Although I seem to remember that most reviews of Mob Rules were positive, some critics wrote: ‘It’s just Heaven and Hell part two.’
You can’t please everybody.
‘It’s just a continuation of what you have done before.’
‘Well, yeah, it’s the band!’
‘I know, but it sounds like a continuation from your previous album.’
‘Yeah, it is. It’s the next album!’
Or if it’s not, then they’re going: ‘Oh, it doesn’t sound anything like the last album.’

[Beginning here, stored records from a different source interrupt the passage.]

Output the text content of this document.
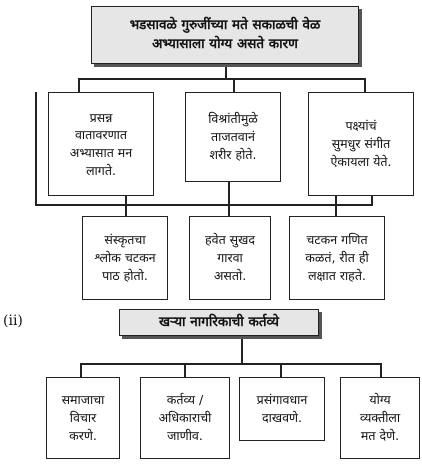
भडसावळे गुरुजींच्या मते सकाळची वेळ
अभ्यासाला योग्य असते कारण
प्रसन्न
वातावरणात
अभ्यासात मन
लागते.
विश्रांतीमुळे
ताजतवानं
शरीर होते.
पक्ष्यांचं
सुमधुर संगीत
ऐकायला येते.
संस्कृतचा
श्लोक चटकन
पाठ होतो.
हवेत सुखद
गारवा
असतो.
चटकन गणित
कळतं, रीत ही
लक्षात राहते.
(ii)	खऱ्या नागरिकाची कर्तव्ये
समाजाचा
विचार
करणे.
कर्तव्य /
अधिकाराची
जाणीव.
प्रसंगावधान
दाखवणे.
योग्य
व्यक्तीला
मत देणे.
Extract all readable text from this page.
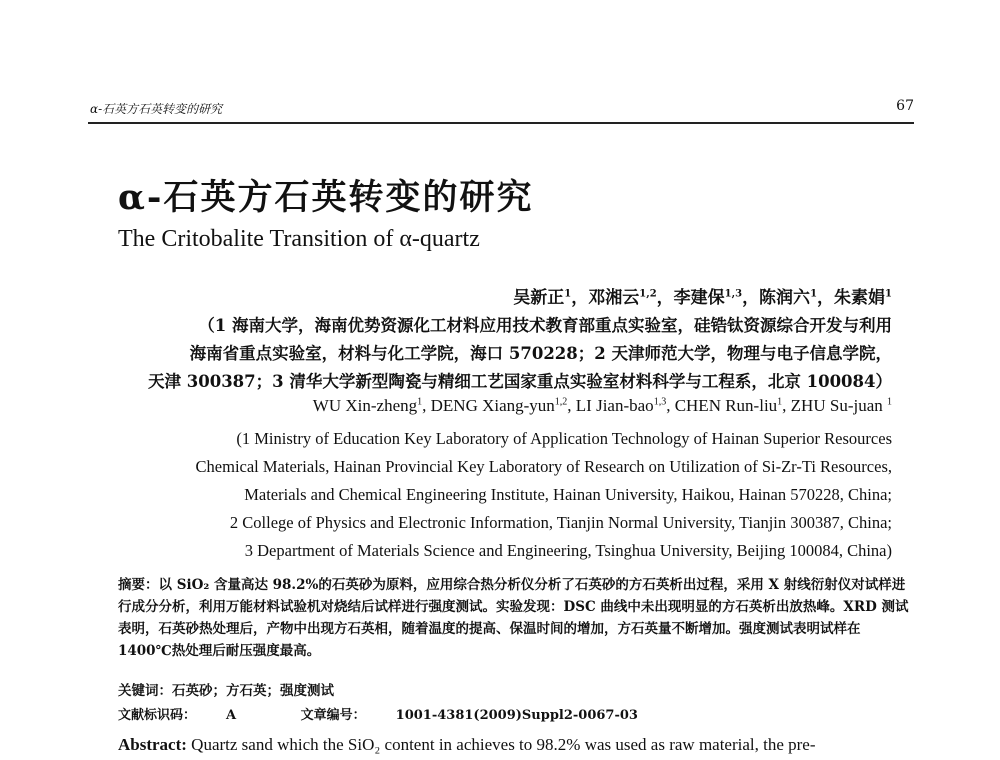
α-石英方石英转变的研究	67
α-石英方石英转变的研究
The Critobalite Transition of α-quartz
吴新正$^1$，邓湘云$^{1,2}$，李建保$^{1,3}$，陈润六$^1$，朱素娟$^1$
（1 海南大学，海南优势资源化工材料应用技术教育部重点实验室，硅锆钛资源综合开发与利用
海南省重点实验室，材料与化工学院，海口 570228；2 天津师范大学，物理与电子信息学院，
天津 300387；3 清华大学新型陶瓷与精细工艺国家重点实验室材料科学与工程系，北京 100084）
WU Xin-zheng$^1$, DENG Xiang-yun$^{1,2}$, LI Jian-bao$^{1,3}$, CHEN Run-liu$^1$, ZHU Su-juan $^1$
(1 Ministry of Education Key Laboratory of Application Technology of Hainan Superior Resources
Chemical Materials, Hainan Provincial Key Laboratory of Research on Utilization of Si-Zr-Ti Resources,
Materials and Chemical Engineering Institute, Hainan University, Haikou, Hainan 570228, China;
2 College of Physics and Electronic Information, Tianjin Normal University, Tianjin 300387, China;
3 Department of Materials Science and Engineering, Tsinghua University, Beijing 100084, China)
摘要：以 SiO₂ 含量高达 98.2%的石英砂为原料，应用综合热分析仪分析了石英砂的方石英析出过程，采用 X 射线衍射仪对试样进行成分分析，利用万能材料试验机对烧结后试样进行强度测试。实验发现：DSC 曲线中未出现明显的方石英析出放热峰。XRD 测试表明，石英砂热处理后，产物中出现方石英相，随着温度的提高、保温时间的增加，方石英量不断增加。强度测试表明试样在 1400℃热处理后耐压强度最高。
关键词：石英砂；方石英；强度测试
文献标识码： A	文章编号： 1001-4381(2009)Suppl2-0067-03
Abstract: Quartz sand which the SiO₂ content in achieves to 98.2% was used as raw material, the pre-
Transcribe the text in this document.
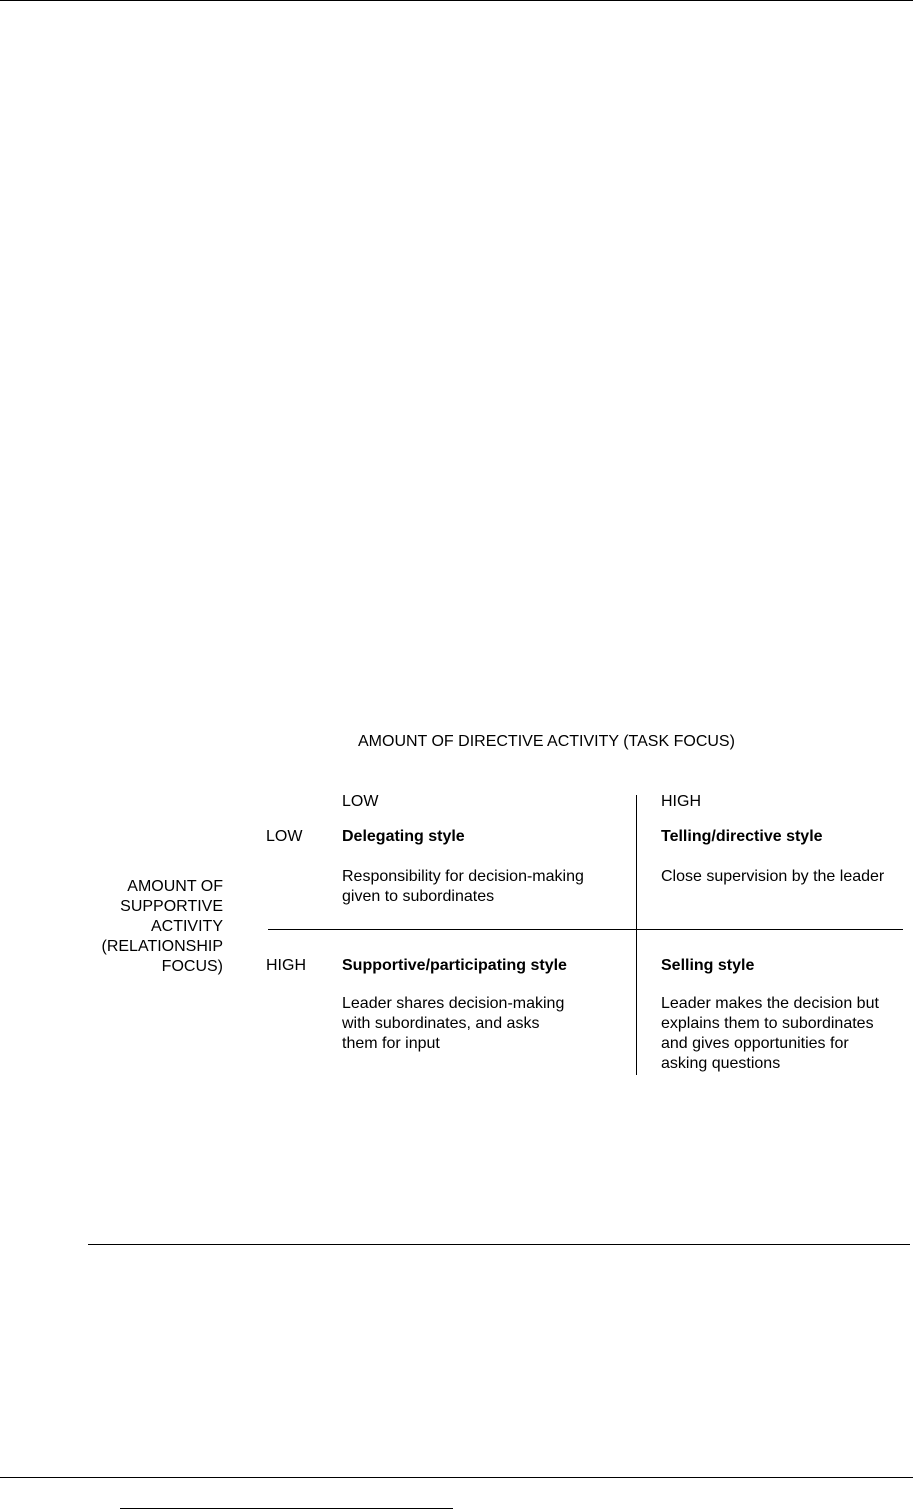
AMOUNT OF DIRECTIVE ACTIVITY (TASK FOCUS)
AMOUNT OF
SUPPORTIVE
ACTIVITY
(RELATIONSHIP
FOCUS)
LOW	HIGH
LOW
HIGH
Delegating style
Responsibility for decision-making
given to subordinates
Telling/directive style
Close supervision by the leader
Supportive/participating style
Leader shares decision-making
with subordinates, and asks
them for input
Selling style
Leader makes the decision but
explains them to subordinates
and gives opportunities for
asking questions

‘No, it’s a different album!’
What are you supposed to do?
54
The Mob tours
The Mob Rules tour started in November 1981 in Canada, followed by the States. Then we went back home for four dates at the Hammersmith Odeon starting on New Year’s Eve. We used lots of pyro with fire and bombs, and we had this bloke working for us who dealt with all that stuff. Before the shows we rehearsed in London in a big room behind an Irish pub. At the time there were a lot of IRA bombings in the city. Our pyro guy decided to test a bomb in the rehearsal room. It exploded and everybody left the Irish pub in a panic. It was chaos, absolute chaos. One of our guys was in the pub and he said: ‘I couldn’t believe it, everybody just shot out. Left all the drinks and everything, whoosh, gone!’
Those bombs were really loud. They must have thought, hell, somebody is trying to blow us up! Mad, it was.
My good friend Brian May came down to see me while we were rehearsing. I said to him: ‘Bring your guitar down and we’ll have a little bash.’
He did and when we finished our set me and Brian just carried on playing. We were jamming away and meanwhile the crew gradually removed all the gear. We turned around and there was just one of my speaker cabinets and his amp, and we went: ‘Fucking hell, everything has gone!’
We were totally oblivious to it, because we were enjoying ou
rselves so much. The pyro guy could’ve set one of his bombs off and Brian and me wouldn’t have noticed!
We played the Hammersmith and the same pyro guy put his bombs underneath the stage. He tested one of them, it went bang and it blew a two-foot-wide hole in the floor on my side. If I’d been there, I would have been blown up. Christ, it was dangerous. The guy was becoming a liability, so in the end we told him: ‘You’re fired!’
No pun intended.
A couple of months later we were doing a show in Madison Square Garden. The guy who worked for me doing all my amps had built these big thick pipes. He maintained that he could put the pyro in these and it would give a real thud. He showed us and it really did. He then put them under the stage at Madison Square Garden and he set them off during ‘War Pigs’. On the first note: ‘Daa . . .’ it was: ‘Bang!’
The stage leaped and because of the concussion all the tubes went out on my amps and on Geezer’s stack as well. It was just disastrous. We had only done the first note and the lot had gone. We were all right, but we had to stop.
Boom! That was it, the end, thank you and good night!
After a couple of weeks of touring the UK following the Hammersmith shows, we were supposed to go back to America in February.
Then Dad died.
He hadn’t been well for some time. He had emphysema, because he’d been a heavy smoker all his life. I was back at home in England. One night I got a call from my mother. Dad had fallen out of bed. I got on the phone to his doctor and I screamed at him, telling him to get over there. I shot over there myself with Melinda and found Dad on the floor, unconscious and breathing heavily. And then he just gave up and died.
I witnessed him die. It was horrible.
It was a difficult time. We postponed the start of the American tour, but soon I was playing away again, night after night, and travelling all over the place. Working hard . . . just like Dad had done all his life.